Анна Качкаева: Да и русский мир за границей, он очень разный, как известно. Вся эмиграция – это очень разный мир.
Константин Ремчуков: Я понимаю, и эта тема избирательной кампании, с моей точки зрения, не может быть, потому что это совершенно не то что неполиткорректная тема, а тупиковая тема – русский мир в современной России. Потому что она не дает мостиков толерантности и сосуществования различных образов жизни, вероисповедания, модус ювенди. Она не дает, потому что если русский мир, то пусть таджик в этот русский мир вписывается. Это не подходит. Значит, я не думаю, что это будет тема повестки дня. Вот тема повестки дня, кстати, в том числе, и отличительная особенность для всех партий, которые хотят попасть в Думу, может быть, если сами они не в состоянии генерировать, вот рассмотрение этих вопросов. И мне кажется, что анализ…
Анна Качкаева: Какие? Вот давайте перечислим. Централизация - децентрализация. Еще что?
Константин Ремчуков: Централизация – децентрализация. Персонификация политических институтов. Архетипическая матрица воспроизводства…
Анна Качкаева: … коллективного сознания.
Константин Ремчуков: … русского самосознания.

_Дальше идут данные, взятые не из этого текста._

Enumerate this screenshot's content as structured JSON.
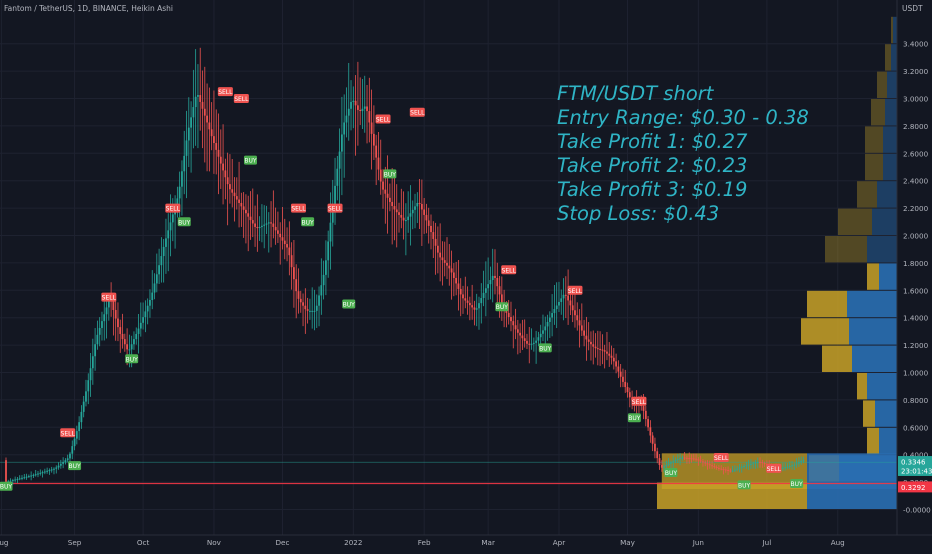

Анна Качкаева: Вот какое оно?
Константин Ремчуков: Идеализм и мессианство.
Анна Качкаева: Идеализм и мессианство – это может быть идеей предвыборной кампании?
Константин Ремчуков: Идеей предвыборной кампании может быть все, что угодно, что захочет Кремль. Мы уже это видим. И вот меня лично тревожит, еще раз (может быть, я не очень четко выражаю свои мысли), что, кроме Кремля, никто не занимается введением в повестку дня избирательной кампании каких-то тем. В лучшем случае это может быть отрицание: не суверенная демократия – а какая? Вот мы против суверенной демократии, но позитивной повестки дня я не вижу. И мне кажется, если политики и политологи, которые обслуживают политиков в интенсивном размере, примут участие в дискуссии, то может сформироваться некоторое представление о том, что же может быть темой повестки дня предстоящих выборов, чтобы выборы людей был более сознательным, чем он может быть.
Анна Качкаева: Ну, вот, например, Георгий Бовт в своей уже реакции, в первой реакции, он там цитирует, кстати, других историков, не тех, которых любит официальный Кремль цитировать, начиная от молодого Каткова, вспоминая Чичерина, Грановского, Соловьева. И приводит цитату из Вышеславцева (это русский философ первой половины XX века), замечательную, большую, пространную, по поводу марксизма и по поводу того, что «можно не думать, выбирая себе вождей, вожди обо всем подумают». И по сути дела, приходит к мысли, о которой говорят сейчас прогрессивные философы, - об общественном договоре. Вот это вот свободное соглашение, которое и может оказаться полезным. Но слов «общественный договор» у Суркова нет.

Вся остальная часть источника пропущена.